Charon revient de Hades City. La nuit est encore jeune et déjà le trottoir est noir de monde. Pourtant, une figure imposante s'en détache, les dépassant tous d'une généreuse tête. Admiration et crainte entourent cette armoire à glace qui est un mélange improbable et pourtant harmonieux d'une batte de base-ball qui a déjà goûté au sang, d'une flanelle de bûcheron sous laquelle jouent des muscles puissants et d'une chapka qui, venant se confondre avec la toison épaisse de sa barbe brune, lui donne un air quasi bestial.


Charon gare avec prudence son taxi à côté du trottoir éclairé par les néons publicitaires.

– Hep, chauffeur.

Ces deux mots, prononcés sur le ton de la menace tranquille, Charon ne les sent pas mais alors pas du tout. C'est évident que cet homme n'est pas venu ici pour sucrer des fraises ou alors elles ont intérêt à être bonnes.

Et puis, il sait ce que lui veulent les types dans son genre : outrepasser leur droit pour aller à Hades City alors qu'ils n'ont rien à faire là-bas. Il se réfugie derrière l'opacité de ses lunettes aux verres violets.

– Eh, je te cause, reprend le baraqué.

Toujours pas de réponse. Les phalanges autour de sa batte deviennent blanches et Charon voit le coup arriver trop tard. Ping ! Son rétroviseur extérieur vole dans les airs avant de retomber sur le pavé.

– C'est bon là, j'ai ton attention ?

Certainement. Charon dégrafe sa ceinture de sécurité et ouvre sa portière, bien décidé à repousser ce malappris hors de son trottoir.

– Je veux juste aller à Hades City, dit la brute.

D'un énergique signe du pouce, Charon lui demande de circuler. La violence ne résoudra pas ses problèmes.

Mais l'autre n'est pas de cet avis. Le premier coup de batte – un estoc au ventre vicieux et sommaire – plie Charon en deux et il ne voit pas arriver le coup suivant – un uppercut qui le cueille à la mâchoire. Il tombe sur le pavé, sonné.

La brute s'acharne sur le chauffeur recroquevillé et lorsqu'il est lassé de frapper un homme à terre, il dirige son pas colérique vers le taxi noir, posant l'extrémité de sa batte sur le pare-brise.


– Je te le redemande poliment : Amène-moi à Hades City ou je fais morfler ta caisse.


Charon n'a pas le temps de réfléchir que le premier coup de batte s'abat sur le pare-brise, le fissurant. Alors que l'homme va pour abattre son gourdin une deuxième fois, Charon tend une main suppliante pour lui faire signe d'arrêter. Il a gagné : le chauffeur l'amènera à Hades City.
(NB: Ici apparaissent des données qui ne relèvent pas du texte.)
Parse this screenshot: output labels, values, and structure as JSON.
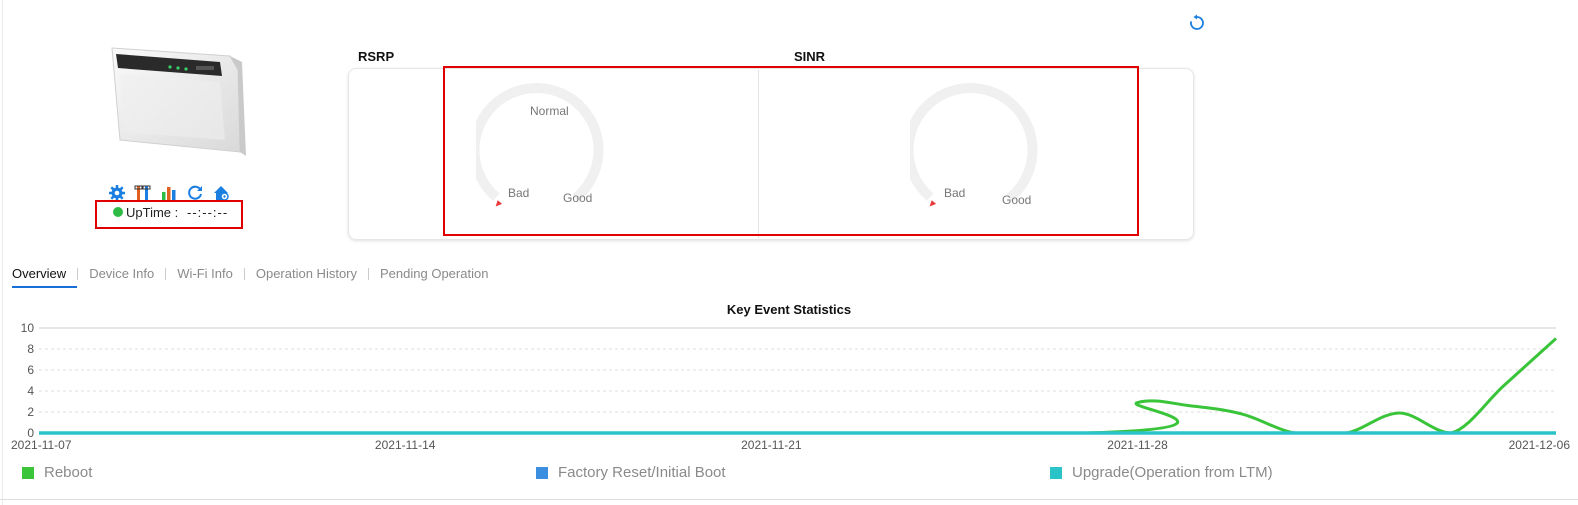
{
  "header": {
    "refresh_icon": "refresh-icon"
  },
  "device": {
    "image": "router-image",
    "actions": [
      {
        "icon": "gear-icon",
        "color": "#1a7fe0"
      },
      {
        "icon": "tools-icon",
        "color": "#e06020"
      },
      {
        "icon": "bar-chart-icon",
        "color": "#1a7fe0"
      },
      {
        "icon": "reboot-icon",
        "color": "#1a7fe0"
      },
      {
        "icon": "home-settings-icon",
        "color": "#1a7fe0"
      }
    ],
    "uptime_label": "UpTime :",
    "uptime_value": "--:--:--",
    "status_color": "#2dbb45"
  },
  "gauges": {
    "rsrp": {
      "title": "RSRP",
      "labels": {
        "normal": "Normal",
        "bad": "Bad",
        "good": "Good"
      }
    },
    "sinr": {
      "title": "SINR",
      "labels": {
        "bad": "Bad",
        "good": "Good"
      }
    }
  },
  "tabs": [
    "Overview",
    "Device Info",
    "Wi-Fi Info",
    "Operation History",
    "Pending Operation"
  ],
  "active_tab": "Overview",
  "chart_data": {
    "type": "line",
    "title": "Key Event Statistics",
    "xlabel": "",
    "ylabel": "",
    "x_tick_labels": [
      "2021-11-07",
      "2021-11-14",
      "2021-11-21",
      "2021-11-28",
      "2021-12-06"
    ],
    "xlim": [
      "2021-11-07",
      "2021-12-06"
    ],
    "ylim": [
      0,
      10
    ],
    "y_ticks": [
      0,
      2,
      4,
      6,
      8,
      10
    ],
    "grid": true,
    "legend_position": "bottom",
    "series": [
      {
        "name": "Reboot",
        "color": "#3ac43a",
        "points": [
          [
            "2021-11-07",
            0
          ],
          [
            "2021-11-27",
            0
          ],
          [
            "2021-11-28",
            2.9
          ],
          [
            "2021-11-29",
            2.6
          ],
          [
            "2021-11-30",
            1.8
          ],
          [
            "2021-12-01",
            0
          ],
          [
            "2021-12-02",
            0
          ],
          [
            "2021-12-03",
            1.9
          ],
          [
            "2021-12-04",
            0
          ],
          [
            "2021-12-05",
            4.5
          ],
          [
            "2021-12-06",
            9
          ]
        ]
      },
      {
        "name": "Factory Reset/Initial Boot",
        "color": "#3b8ee0",
        "points": [
          [
            "2021-11-07",
            0
          ],
          [
            "2021-12-06",
            0
          ]
        ]
      },
      {
        "name": "Upgrade(Operation from LTM)",
        "color": "#2ac3c8",
        "points": [
          [
            "2021-11-07",
            0
          ],
          [
            "2021-12-06",
            0
          ]
        ]
      }
    ]
  }
}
Le sans-gêne, ne s'acquittant même pas d'une obole, s'assoit à l'avant, une entorse flagrante au protocole.

– Bon, tu t'amène ou bien ? crie-t-il à Charon.


Le conducteur se relève avec difficulté et claudique jusqu'à son volant. Sa mâchoire le lance atrocement, un de ses yeux commence à tourner au beurre noir, et il est certain d'avoir plusieurs côtes cassées. Cela faisait une éternité qu'il n'avait pas ressenti une telle douleur physique.


Il démarre le taxi avec difficulté tandis que son passager, coude à la portière, se met à l'aise à la place du mort.

– Cette fissure ajoute du caractère à ta caisse. J'ai pas raison ?

Charon est encore plus muet que d'habitude.

– T'as raison : économise ta salive, surtout après tout ce que je t'ai mis.


L'homme allume une cigarette et souffle sa fumée à travers la vitre.

– Comprends-moi : je n'ai rien contre toi en particulier. J'ai juste un job à accomplir à Hades City et j'ai déjà les boules parce que ça ne faisait pas partie du deal initial avec mon enfoiré de cousin.

Ça ne soignera pas ses côtes, pense Charon. Il n'a plus qu'à serrer les dents en espérant ne pas empirer les choses.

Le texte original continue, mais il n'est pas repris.